Lo reconozco, durante el proceso de ir conociéndonos tuvimos muchos desencuentros, no peleas puesto que siempre se evitaban por mi parte, pero si choques y roces pero, todo eso eran tonterías para mí. Había, bueno, estaba conociendo a la persona más increíble que me había encontrado nunca y no sólo eso, es que esa persona se había enamorado de mí, de alguien con un complejo de inferioridad enorme y que cada vez que la miraba se enamoraba más y más y que no dejaba de preguntarse cómo podía ver algo en alguien como yo.

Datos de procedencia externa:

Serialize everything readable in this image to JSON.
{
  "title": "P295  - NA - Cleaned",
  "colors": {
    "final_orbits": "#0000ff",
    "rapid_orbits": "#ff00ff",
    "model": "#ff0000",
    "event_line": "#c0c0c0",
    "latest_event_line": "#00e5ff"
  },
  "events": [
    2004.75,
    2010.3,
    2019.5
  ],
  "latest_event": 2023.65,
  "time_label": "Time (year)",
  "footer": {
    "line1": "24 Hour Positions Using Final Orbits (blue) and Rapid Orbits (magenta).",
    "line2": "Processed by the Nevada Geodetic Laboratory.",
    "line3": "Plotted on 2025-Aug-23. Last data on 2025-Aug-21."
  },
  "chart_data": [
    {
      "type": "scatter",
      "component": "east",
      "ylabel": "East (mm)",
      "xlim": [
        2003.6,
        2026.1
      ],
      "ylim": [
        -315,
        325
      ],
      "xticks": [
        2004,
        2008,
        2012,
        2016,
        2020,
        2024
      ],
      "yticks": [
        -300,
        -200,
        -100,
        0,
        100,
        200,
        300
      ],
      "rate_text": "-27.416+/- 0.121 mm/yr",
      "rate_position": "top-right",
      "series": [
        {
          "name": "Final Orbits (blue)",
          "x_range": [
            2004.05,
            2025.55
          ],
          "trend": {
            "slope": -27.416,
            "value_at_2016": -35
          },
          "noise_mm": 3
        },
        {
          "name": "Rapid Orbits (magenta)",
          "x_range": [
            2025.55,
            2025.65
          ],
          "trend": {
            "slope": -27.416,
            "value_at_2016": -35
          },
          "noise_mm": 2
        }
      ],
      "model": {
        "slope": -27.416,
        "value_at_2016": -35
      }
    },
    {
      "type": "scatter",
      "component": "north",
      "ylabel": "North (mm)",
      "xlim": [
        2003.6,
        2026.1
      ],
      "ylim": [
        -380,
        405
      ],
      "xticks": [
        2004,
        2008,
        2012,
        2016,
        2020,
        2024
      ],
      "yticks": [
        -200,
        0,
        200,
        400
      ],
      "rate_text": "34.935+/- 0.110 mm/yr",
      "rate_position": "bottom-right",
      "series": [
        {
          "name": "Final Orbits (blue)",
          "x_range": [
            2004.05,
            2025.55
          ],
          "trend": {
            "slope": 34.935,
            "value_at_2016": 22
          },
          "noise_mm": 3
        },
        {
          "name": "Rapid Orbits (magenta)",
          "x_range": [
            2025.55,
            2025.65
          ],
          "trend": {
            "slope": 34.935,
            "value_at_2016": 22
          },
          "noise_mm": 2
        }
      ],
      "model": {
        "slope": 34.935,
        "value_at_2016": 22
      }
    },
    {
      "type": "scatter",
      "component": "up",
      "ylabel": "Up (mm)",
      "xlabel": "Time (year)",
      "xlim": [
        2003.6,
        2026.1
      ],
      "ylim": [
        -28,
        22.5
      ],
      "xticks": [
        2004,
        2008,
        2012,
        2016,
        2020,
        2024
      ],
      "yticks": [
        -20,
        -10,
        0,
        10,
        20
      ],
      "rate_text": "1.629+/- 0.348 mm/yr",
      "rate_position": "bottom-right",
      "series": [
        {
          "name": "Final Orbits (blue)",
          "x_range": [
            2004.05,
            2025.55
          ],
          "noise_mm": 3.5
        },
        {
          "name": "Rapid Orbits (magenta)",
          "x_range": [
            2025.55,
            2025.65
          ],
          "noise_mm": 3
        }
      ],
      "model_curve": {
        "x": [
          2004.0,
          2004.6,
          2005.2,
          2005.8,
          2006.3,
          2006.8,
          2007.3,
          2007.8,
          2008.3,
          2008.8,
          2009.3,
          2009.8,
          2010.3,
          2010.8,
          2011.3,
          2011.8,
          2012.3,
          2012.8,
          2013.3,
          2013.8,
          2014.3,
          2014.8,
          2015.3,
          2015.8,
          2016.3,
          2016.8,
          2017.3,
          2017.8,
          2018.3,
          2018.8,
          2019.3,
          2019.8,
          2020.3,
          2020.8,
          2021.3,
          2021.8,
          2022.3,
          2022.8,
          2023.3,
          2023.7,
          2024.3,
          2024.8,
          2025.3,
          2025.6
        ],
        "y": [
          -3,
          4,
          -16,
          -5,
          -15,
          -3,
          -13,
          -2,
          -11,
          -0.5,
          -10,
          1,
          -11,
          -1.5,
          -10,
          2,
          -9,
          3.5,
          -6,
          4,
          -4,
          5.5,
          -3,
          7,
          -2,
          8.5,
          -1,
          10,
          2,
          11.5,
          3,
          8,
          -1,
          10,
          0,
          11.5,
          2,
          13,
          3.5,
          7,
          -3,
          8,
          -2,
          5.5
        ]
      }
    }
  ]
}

Os contaré algo, padezco insomnio crónico diagnosticado desde que tengo 18 años, he dormido muchos más años mal que bien, ¡puuuufffffff!, ¿qué quiere decir esto? pues que he pasado horas y horas viéndola dormir plácidamente a mi lado, entre mis brazos o dándome la espalda y es lo más bonito del mundo y no sólo me refiero a ella sino a ese momento, esa sensación que me hacía sentir (creo que ya he confesado que la amo, ¿verdad?), pasar lentamente mis dedos por su espalda y notar cómo se estremecía me ofrecía un placer… recordar esto me pone feliz y me duele al mismo tiempo.
Pero, continuemos.
Cuando digo que comencé a vivir es que cada día a su lado era una experiencia nueva, con ella conocí Madrid, me enseñó a sonreírle a la vida, a sorprenderme al ver ¡un ciruelo!, ¡otro ciruelo!, y así sólo dando vueltas a un parque que desconocíamos, me descubrió el Norte de España y me encantó (tanto que desde entonces lo visito en cuanto puedo), otras comidas, cocinas y maneras de cocinar, lugares que nunca había pensado visitar y el placer de pasear por el monte en pleno Madrid, que desde fuera parece imposible pero no lo es.
Durante todo este proceso por diferentes motivos, ella tuvo que volver a casa de sus padres por causas ajenas a nuestra relación pero que viniendo lo que venía después nos dificultaba un poco vernos tanto.